Treatment of acute cholangitis due to choledocholithiasis in elderly and younger patients
M. Sugiyama and Y. Atomi
First Department of Surgery, Kyorin University School of Medicine, Tokyo, Japan.
OBJECTIVE: To evaluate management strategies for acute cholangitis in
elderly patients (age, > or = 80 years). DESIGN: Nonrandomized control
trial. SETTING: A university hospital. PATIENTS: Patients (n = 191) who
underwent urgent biliary drainage for acute cholangitis due to
choledocholithiasis. Thirty-seven patients were elderly, and 154 were
younger (age, < 80 years). INTERVENTIONS: Surgical (8 elderly and 48
younger patients), percutaneous transhepatic (11 elderly and 47 younger
patients), or endoscopic drainage (18 elderly and 59 younger patients).

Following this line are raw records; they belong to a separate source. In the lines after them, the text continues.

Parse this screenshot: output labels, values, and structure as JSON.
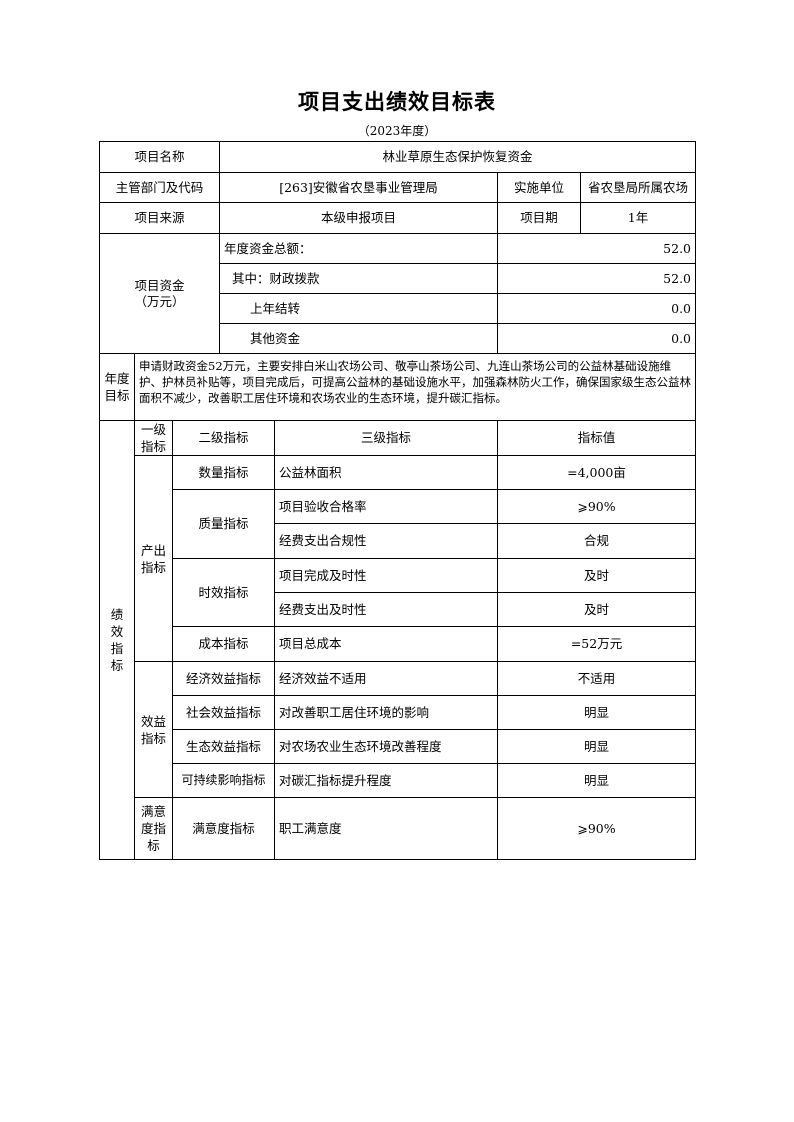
{
  "title": "项目支出绩效目标表",
  "subtitle": "（2023年度）",
  "info": {
    "name_label": "项目名称",
    "name": "林业草原生态保护恢复资金",
    "dept_label": "主管部门及代码",
    "dept": "[263]安徽省农垦事业管理局",
    "impl_label": "实施单位",
    "impl": "省农垦局所属农场",
    "source_label": "项目来源",
    "source": "本级申报项目",
    "period_label": "项目期",
    "period": "1年"
  },
  "funds": {
    "label": "项目资金（万元）",
    "label_line1": "项目资金",
    "label_line2": "（万元）",
    "rows": [
      {
        "label": "年度资金总额：",
        "value": "52.0"
      },
      {
        "label": "其中：财政拨款",
        "value": "52.0"
      },
      {
        "label": "上年结转",
        "value": "0.0"
      },
      {
        "label": "其他资金",
        "value": "0.0"
      }
    ]
  },
  "goal": {
    "label": "年度目标",
    "text": "申请财政资金52万元，主要安排白米山农场公司、敬亭山茶场公司、九连山茶场公司的公益林基础设施维护、护林员补贴等，项目完成后，可提高公益林的基础设施水平，加强森林防火工作，确保国家级生态公益林面积不减少，改善职工居住环境和农场农业的生态环境，提升碳汇指标。"
  },
  "indicators": {
    "section_label": "绩效指标",
    "headers": {
      "level1": "一级指标",
      "level2": "二级指标",
      "level3": "三级指标",
      "value": "指标值"
    },
    "level1": [
      "产出指标",
      "效益指标",
      "满意度指标"
    ],
    "level2": [
      "数量指标",
      "质量指标",
      "时效指标",
      "成本指标",
      "经济效益指标",
      "社会效益指标",
      "生态效益指标",
      "可持续影响指标",
      "满意度指标"
    ],
    "rows": [
      {
        "name": "公益林面积",
        "value": "=4,000亩"
      },
      {
        "name": "项目验收合格率",
        "value": "⩾90%"
      },
      {
        "name": "经费支出合规性",
        "value": "合规"
      },
      {
        "name": "项目完成及时性",
        "value": "及时"
      },
      {
        "name": "经费支出及时性",
        "value": "及时"
      },
      {
        "name": "项目总成本",
        "value": "=52万元"
      },
      {
        "name": "经济效益不适用",
        "value": "不适用"
      },
      {
        "name": "对改善职工居住环境的影响",
        "value": "明显"
      },
      {
        "name": "对农场农业生态环境改善程度",
        "value": "明显"
      },
      {
        "name": "对碳汇指标提升程度",
        "value": "明显"
      },
      {
        "name": "职工满意度",
        "value": "⩾90%"
      }
    ]
  }
}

MAIN OUTCOME MEASURES: Clinical features of acute cholangitis and outcomes
of biliary drainage. RESULTS: The elderly patients had higher incidences of
septic shock or mental confusion (acute severe cholangitis)(43.2%) and
concomitant diseases (81.1%) than the younger patients (25.3% and 42.9%,
respectively). The elderly patients had significantly greater morbidity
(37.8%) and mortality (10.8%), compared with the younger patients (16.9%
and 3.2%, respectively). Mortality was 18.8% in elderly patients with
severe cholangitis and 4.8% in those with nonsevere cholangitis. In the
elderly patients, endoscopic drainage yielded lower morbidity (16.7%) and
mortality (5.6%) than surgical (87.5% and 25.0%, respectively) and
percutaneous drainage (36.4% and 9.1%, respectively). No complications
occurred after endoscopic nasobiliary drainage without sphincterotomy.
CONCLUSIONS: Elderly patients with acute cholangitis have high incidence of
severe disease and concomitant medical problems. They should undergo
endoscopic biliary drainage, especially nasobiliary drainage without
sphincterotomy, because of its safety and effectiveness.